Who said that just because this blog was en lieu of girlfriend-time and wine didn't mean it couldn't compliment girlfriend-time and wine?
Ok, so I originally wrote a blog lamenting my first argument with my new fella. We went three months without conflict, and it's the weekend before my birthday and BAM. I blogged long, and I blogged witty.
Then Marj & LLuvia took me to my favorite wine bar for... guess.... WINE.
Now that my head is pounding and I'm both a little "soberer" and have LLuvia's sage words in mind, I have deleted my vent. Of course the guy is wrong, I am woman and I am always right (right?).
Anyway, I'm getting better and better at sucking up my pride and admitting when I'm wrong. However, this guy hasn't learned what true heartbreak is (thanx AV) and hasn't learned the lesson I've learned about learning to "agree to disagree".
I so fear that I'm someone's "practice girlfriend" ... again.
I'm so scared.
...and then I'm scared that my fear will screw everything up....

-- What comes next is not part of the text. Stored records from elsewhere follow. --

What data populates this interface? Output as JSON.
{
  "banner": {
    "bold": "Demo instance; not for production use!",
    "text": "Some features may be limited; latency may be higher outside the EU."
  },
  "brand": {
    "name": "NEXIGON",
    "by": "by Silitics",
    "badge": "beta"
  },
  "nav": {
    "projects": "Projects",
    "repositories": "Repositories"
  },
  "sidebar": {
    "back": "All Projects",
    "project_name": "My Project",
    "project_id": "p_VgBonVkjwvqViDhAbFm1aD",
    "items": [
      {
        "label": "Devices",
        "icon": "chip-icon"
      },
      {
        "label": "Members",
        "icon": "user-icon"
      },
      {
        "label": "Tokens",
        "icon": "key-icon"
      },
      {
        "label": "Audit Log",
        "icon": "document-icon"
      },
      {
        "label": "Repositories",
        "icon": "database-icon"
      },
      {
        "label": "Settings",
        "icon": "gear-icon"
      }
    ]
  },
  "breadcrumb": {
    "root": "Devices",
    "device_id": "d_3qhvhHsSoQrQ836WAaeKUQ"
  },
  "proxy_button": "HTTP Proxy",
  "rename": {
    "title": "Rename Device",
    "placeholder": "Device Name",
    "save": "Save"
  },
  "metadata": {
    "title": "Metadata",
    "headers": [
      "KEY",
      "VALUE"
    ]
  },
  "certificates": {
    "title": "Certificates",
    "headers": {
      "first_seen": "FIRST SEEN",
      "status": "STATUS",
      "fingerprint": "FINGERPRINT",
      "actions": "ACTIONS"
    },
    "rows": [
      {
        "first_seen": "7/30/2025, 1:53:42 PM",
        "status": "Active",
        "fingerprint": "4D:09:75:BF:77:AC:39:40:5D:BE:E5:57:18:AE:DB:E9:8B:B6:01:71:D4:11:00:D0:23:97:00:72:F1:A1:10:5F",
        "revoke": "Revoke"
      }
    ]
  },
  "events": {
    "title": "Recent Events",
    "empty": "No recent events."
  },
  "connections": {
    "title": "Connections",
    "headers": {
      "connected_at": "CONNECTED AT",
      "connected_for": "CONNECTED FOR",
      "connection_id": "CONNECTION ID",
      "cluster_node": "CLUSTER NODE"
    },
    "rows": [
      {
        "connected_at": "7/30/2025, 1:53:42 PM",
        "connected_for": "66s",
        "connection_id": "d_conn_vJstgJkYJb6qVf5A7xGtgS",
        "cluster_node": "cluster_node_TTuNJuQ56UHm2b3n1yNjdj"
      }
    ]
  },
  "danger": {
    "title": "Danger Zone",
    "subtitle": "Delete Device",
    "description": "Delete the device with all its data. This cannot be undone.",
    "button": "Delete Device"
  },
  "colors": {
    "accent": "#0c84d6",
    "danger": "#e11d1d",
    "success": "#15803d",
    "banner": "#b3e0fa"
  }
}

it's such a viscous cycle.
And he's confiding in his female room mate who has a plethora of "fu-ck buddies" for his relationship advise. At what point do I make him accountable for his games and how much credit do I give him for his ignorance and bad dating advice from his roomy?
I really like him. But I can't be played a fool again. It's happened way too many times and I don't want to be the prep girlfriend forever. I want to be someone's "the one" or I want to be alone and living my life without concern or consideration for a lover.